• The firm's profit before tax stood at Sh8.2 billion for the period under review.
• This represents a 216% YoY growth compared to a loss before tax of Sh7.04 billion.
Electricity distributor Kenya Power has bounced back to profitability, reporting Sh1.5 billion in net earnings for the year ended June 30 compared to a Sh939 million loss last year.
The firm's profit before tax stood at Sh8.2 billion for the period under review, representing a 216% YoY growth compared to a loss before tax of Sh7.04 billion.
The power provider has attributed the strong performance to growth in sales and revenue, as well as a double digit reduction in costs and expenses.
Unit sales for the year under review recorded a five per cent growth from 8,171 GWh to 8,571 GWh which was mainly driven by 716,206 new customer connections who contributed an additional 400 GWh, and a rebound of the economy from the effects of the Covid-19 pandemic.
All customer segments recorded growth, with commercial and industrial growing by 4.8 per cent, small commercial by 5.1 per cent, domestic customers by 4.9 per cent and Street-lighting by 10.2 per cent.
Revenue recorded an 8.2 per cent jump from Sh133.3 billion the previous year to Sh144.1 billion, mainly due to an expanded customer base, and heightened revenue protection activities driven by increased field presence.
Kenya Power chairperson Vivienne Yeda said the strong performance was a credible indicator that the turnaround strategy, rolled out the previous financial year, was on course.
The strategy focuses on five core focus areas, namely improving customer experience, growing sales, enhancing revenue collection, enhancing system efficiency, and prudent cost management.
“As a company, we are pleased with this set of results because it is a clear demonstration that the investments we have made in driving a strong performance by the core business lines are beginning to bear fruits,'' Yeda said.
She added that they are cognisant of the fact that a lot more needs to be done to fully transform Kenya Power into a 21st century organisation.
In the year under review, the Company also undertook greater cost management and resource optimisation initiatives.
As a result, operating expenses dropped by 17 per centfrom Sh47.8 billion to Sh39.9 billion mainly due to a reduction in provisions for trade and receivables from Sh3.27 billion the previous year to Sh354 million, which was mainly driven by accounting for revenue, and enhanced revenue collection initiatives.
Finance costs also registered a 27 per cent reduction from Sh12.5 billion in FY2020/21 to Sh9 billion due to a decrease in interest on loans and overdrafts as a result of a Sh20.26 billon repayment of commercial loans which included the partial conversion of overdrafts into a term loan.
System losses, which had risen to 25.21per cent in the first half of the year, were reduced to 22.7 per cent in the second half.
This followed the deployment of a focussed approach premised on the timely metering of customers, replacement of faulty meters, curbing electricity theft arising from meter by-passes and illegal connections, as well as the deployment of data analytics to identify and deal with electricity theft in the large power customer segment.
Overall system efficiency stood at 76.05 per cent as at the end of June 2021.
To further improve system efficiency, the company is planning to increase the coverage of the Advanced Metering Infrastructure (AMI) project, which presently covers 6,718 or 80 per cent of large power customers to full coverage by the end of 2022.
Plans are also underway to expand SME coverage, which stands at 54,272 SMEs, by a further 67,000 during this financial year.
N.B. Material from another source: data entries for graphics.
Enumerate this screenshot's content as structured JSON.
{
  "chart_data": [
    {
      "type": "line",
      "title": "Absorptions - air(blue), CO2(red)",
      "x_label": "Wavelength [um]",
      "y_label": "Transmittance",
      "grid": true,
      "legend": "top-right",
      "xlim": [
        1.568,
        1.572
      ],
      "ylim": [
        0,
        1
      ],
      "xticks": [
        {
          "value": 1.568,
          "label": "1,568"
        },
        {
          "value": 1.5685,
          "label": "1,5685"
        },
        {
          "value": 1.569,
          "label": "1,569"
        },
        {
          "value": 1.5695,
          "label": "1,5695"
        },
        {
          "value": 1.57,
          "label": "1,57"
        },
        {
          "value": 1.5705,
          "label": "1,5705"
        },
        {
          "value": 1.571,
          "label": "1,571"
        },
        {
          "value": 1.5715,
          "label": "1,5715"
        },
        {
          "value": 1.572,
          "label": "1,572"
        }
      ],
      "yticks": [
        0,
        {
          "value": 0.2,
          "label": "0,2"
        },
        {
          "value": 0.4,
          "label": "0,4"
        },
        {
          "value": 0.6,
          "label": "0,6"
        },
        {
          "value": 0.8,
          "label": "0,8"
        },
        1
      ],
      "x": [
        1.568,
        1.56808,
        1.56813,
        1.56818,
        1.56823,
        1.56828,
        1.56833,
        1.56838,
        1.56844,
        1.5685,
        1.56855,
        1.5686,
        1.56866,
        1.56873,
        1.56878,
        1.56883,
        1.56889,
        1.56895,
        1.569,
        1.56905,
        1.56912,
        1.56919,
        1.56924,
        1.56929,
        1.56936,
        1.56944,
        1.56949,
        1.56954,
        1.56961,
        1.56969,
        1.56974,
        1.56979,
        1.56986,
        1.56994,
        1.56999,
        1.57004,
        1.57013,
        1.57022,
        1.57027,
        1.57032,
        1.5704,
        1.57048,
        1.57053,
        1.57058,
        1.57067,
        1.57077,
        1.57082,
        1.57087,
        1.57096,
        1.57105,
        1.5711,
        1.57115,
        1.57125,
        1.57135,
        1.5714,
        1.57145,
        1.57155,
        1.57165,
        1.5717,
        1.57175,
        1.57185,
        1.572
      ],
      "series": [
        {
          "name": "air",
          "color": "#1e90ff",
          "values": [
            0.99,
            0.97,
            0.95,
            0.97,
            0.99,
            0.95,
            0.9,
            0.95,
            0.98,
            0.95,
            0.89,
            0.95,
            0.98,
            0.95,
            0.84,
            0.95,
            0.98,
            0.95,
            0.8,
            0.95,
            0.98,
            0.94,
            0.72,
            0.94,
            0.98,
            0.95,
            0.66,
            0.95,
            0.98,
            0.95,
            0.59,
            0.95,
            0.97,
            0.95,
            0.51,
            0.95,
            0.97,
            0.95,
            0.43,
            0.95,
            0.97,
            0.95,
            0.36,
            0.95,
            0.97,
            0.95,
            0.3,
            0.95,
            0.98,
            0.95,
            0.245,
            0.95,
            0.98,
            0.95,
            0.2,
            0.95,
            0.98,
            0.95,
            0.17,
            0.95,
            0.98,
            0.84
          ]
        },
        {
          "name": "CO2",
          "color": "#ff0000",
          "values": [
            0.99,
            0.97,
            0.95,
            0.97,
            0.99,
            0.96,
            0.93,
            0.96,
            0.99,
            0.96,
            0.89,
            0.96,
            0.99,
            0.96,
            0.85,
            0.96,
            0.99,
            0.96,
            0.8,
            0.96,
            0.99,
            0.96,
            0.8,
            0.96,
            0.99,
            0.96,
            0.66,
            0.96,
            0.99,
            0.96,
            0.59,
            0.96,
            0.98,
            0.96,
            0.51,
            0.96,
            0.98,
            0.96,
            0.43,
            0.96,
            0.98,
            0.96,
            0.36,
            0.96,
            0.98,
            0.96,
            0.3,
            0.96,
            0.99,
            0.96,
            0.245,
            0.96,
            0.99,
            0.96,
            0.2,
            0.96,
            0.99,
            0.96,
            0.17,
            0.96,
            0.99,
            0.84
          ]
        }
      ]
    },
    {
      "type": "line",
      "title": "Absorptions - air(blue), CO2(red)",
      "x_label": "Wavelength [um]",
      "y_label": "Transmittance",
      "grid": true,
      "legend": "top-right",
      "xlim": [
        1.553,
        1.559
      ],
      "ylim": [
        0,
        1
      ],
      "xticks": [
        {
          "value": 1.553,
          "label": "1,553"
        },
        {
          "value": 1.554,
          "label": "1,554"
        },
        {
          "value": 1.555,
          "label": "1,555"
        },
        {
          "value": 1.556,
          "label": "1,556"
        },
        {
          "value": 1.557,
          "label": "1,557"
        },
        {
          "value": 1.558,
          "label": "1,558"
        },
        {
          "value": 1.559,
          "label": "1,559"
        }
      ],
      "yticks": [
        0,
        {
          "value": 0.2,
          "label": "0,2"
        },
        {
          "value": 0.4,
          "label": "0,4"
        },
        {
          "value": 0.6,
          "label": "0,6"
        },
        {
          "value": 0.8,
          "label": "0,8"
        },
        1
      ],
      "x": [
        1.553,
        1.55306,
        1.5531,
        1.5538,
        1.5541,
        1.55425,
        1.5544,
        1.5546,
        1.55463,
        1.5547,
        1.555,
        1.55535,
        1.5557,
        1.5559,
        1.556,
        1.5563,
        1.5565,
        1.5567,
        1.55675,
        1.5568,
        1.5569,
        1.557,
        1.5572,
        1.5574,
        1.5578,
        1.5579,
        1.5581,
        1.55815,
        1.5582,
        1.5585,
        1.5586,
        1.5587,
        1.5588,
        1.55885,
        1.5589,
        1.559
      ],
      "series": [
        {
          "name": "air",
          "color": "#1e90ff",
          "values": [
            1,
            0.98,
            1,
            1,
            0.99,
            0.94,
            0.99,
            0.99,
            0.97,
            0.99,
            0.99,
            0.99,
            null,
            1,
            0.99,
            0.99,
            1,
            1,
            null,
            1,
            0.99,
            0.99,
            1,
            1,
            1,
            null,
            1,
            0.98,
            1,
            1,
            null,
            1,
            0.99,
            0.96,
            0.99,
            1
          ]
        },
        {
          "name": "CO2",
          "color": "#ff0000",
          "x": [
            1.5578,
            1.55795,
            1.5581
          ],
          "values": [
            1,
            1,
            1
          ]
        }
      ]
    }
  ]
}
The Company has also completed the regional border metering project and is stepping up the implementation of feeder and transformer metering, currently at 33 per cent and 95 per cent completion respectively, to aid in identifying high loss feeders for targeted interventions.
The Company is primarily purchasing green energy, which currently accounts for more than 92 per cent of our total energy mix, making it one of the best ratios in the world.
"Affordable storage will enhance our efficiencies which will in turn increase our reliability and result in more affordable power. As an organization, we are well positioned to take a leadership role in these developments in order to improve customer satisfaction, and ensure the sustainability of our business,” the chairman added.